Sigh... indie directors. They either get sucked up into the fold of Hollywood, dazzled by the promise of money and resources and transformed into just another cog in the mainstream machine, or they go infinitely weirder because that was the aesthetic that interested them about their last film.

After waiting so long for the second film from one of the most exciting new indie directors of the last ten years, what a disappointment Shane Carruth's Upstream Color is.

I hate to sum up my whole response into what's essentially another 'what the fuck was that all about?' complaint, but whatever was going on in the story, I was (another common complaint) either too stupid to get it or Carruth didn't intend for it to be got. I'd be really curious to know how many people who loved Primer were completely alienated by this film.

Like the work of David Lynch at his most crack-headed, transcendental meditation-iest, the bare bones of a story is in there somewhere, but like Inherent Vice, the mood and the movement might be far more important to Carruth than any plot.

Kris (Amy Seimetz) is an everyday girl until she falls victim to a kidnapper who drugs her with a concoction he's synthesized out of some kind of hallucinogenic grub that gives him incredible powers of hypnotism and suggestion over people.

He lives in her house and proceeds to empty her bank accounts and relieve her of all her valuables, all the while playing with her by making her ravenously hungry, awake for days at a time transcribing a novel and other pointless pursuits.

The guy eventually leaves after snapping Amy out of it and she tries to get on with her life until she finds her accounts empty.
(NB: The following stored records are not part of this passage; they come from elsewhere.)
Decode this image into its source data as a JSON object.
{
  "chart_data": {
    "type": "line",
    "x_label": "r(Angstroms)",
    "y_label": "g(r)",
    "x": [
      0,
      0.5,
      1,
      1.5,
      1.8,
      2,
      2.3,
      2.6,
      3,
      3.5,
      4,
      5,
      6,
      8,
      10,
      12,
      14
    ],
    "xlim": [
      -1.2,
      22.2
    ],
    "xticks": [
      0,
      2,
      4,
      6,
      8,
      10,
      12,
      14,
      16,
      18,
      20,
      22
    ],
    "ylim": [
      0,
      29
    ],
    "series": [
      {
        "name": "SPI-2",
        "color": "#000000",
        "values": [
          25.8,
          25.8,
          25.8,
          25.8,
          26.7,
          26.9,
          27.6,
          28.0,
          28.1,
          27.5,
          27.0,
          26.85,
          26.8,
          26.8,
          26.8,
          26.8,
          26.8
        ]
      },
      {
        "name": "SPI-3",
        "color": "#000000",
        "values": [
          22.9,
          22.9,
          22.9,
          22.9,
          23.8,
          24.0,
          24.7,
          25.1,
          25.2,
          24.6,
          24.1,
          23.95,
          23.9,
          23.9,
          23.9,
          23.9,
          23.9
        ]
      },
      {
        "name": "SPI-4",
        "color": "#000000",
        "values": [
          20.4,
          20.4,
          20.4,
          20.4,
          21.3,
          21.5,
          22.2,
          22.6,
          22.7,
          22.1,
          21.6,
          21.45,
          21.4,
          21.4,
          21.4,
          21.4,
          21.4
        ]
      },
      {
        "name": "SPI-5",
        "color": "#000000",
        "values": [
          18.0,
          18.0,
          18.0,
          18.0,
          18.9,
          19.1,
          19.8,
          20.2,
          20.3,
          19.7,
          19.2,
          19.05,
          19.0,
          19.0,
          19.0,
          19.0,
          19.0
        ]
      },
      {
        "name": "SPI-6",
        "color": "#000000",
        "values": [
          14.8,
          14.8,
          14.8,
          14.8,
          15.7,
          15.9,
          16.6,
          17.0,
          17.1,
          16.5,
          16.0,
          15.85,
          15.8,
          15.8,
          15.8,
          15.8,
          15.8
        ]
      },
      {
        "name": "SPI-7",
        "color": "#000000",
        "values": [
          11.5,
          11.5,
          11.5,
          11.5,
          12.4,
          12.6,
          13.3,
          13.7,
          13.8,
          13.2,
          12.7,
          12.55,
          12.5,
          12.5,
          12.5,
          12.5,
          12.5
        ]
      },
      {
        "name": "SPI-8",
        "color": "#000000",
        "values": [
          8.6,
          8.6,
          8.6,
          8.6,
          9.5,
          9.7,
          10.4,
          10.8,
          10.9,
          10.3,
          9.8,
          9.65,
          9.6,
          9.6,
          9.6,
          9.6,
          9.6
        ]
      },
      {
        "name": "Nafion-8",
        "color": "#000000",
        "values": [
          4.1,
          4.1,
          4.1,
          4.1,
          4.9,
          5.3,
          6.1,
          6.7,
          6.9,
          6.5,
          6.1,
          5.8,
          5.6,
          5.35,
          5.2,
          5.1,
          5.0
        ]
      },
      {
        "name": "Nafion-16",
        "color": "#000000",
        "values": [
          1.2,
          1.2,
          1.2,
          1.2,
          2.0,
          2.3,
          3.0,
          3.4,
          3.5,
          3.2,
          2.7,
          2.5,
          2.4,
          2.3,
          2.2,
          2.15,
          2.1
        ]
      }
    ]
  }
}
From there the story (to the extent that there is one) really drifts. She meets a man (Carruth) with whom she shares an attraction but who has his own secrets about why he lives in hotels and gets suspicious glances from co-workers.

There's something else about a guy who keeps pigs. He shows up early in the film where Kris is hooked up to a pig apparently getting a blood transfusion from it, then later there's a bizarre sequence where he appears at the shoulders of every character in the film, none of them realising he's there.

Is it just a bunch of flashbacks, showing you the moment where he looks in on all these people, or is he jumping through time and space (all the while never speaking) like some supernatural being?

Almost every scene, character and turn in the narrative is like that, and while I'm quite proud of my ability to enjoy a movie that's not spoon fed to me (and lord knows I wanted to love this after Primer), I just had no idea what the hell was going on.

Primer was a puzzle, and if you sketched it out on a whiteboard with flowcharts it would all come together – that was a quality you could instinctively feel as you watched it, which is what made it so great even if you couldn't understand it on first (or tenth) viewing. Upstream Color leaves you with no such impression, that you'd have no idea what to connect to what.

On the upside, Carruth is as assured a composer of images as he was in his first film. There's an ethereal, dreamlike quality that plays with focus and pacing that reminds you a lot of Terrence Malick.

I don't know if I ever want to see Carruth given $150m to do a superhero film (though that'd be something to see), but I wish he'd kept going down the path Primer was pointing towards – confusing, layered and thought provoking, but with a definite story waiting to be teased out by your own sense of wanting to find it.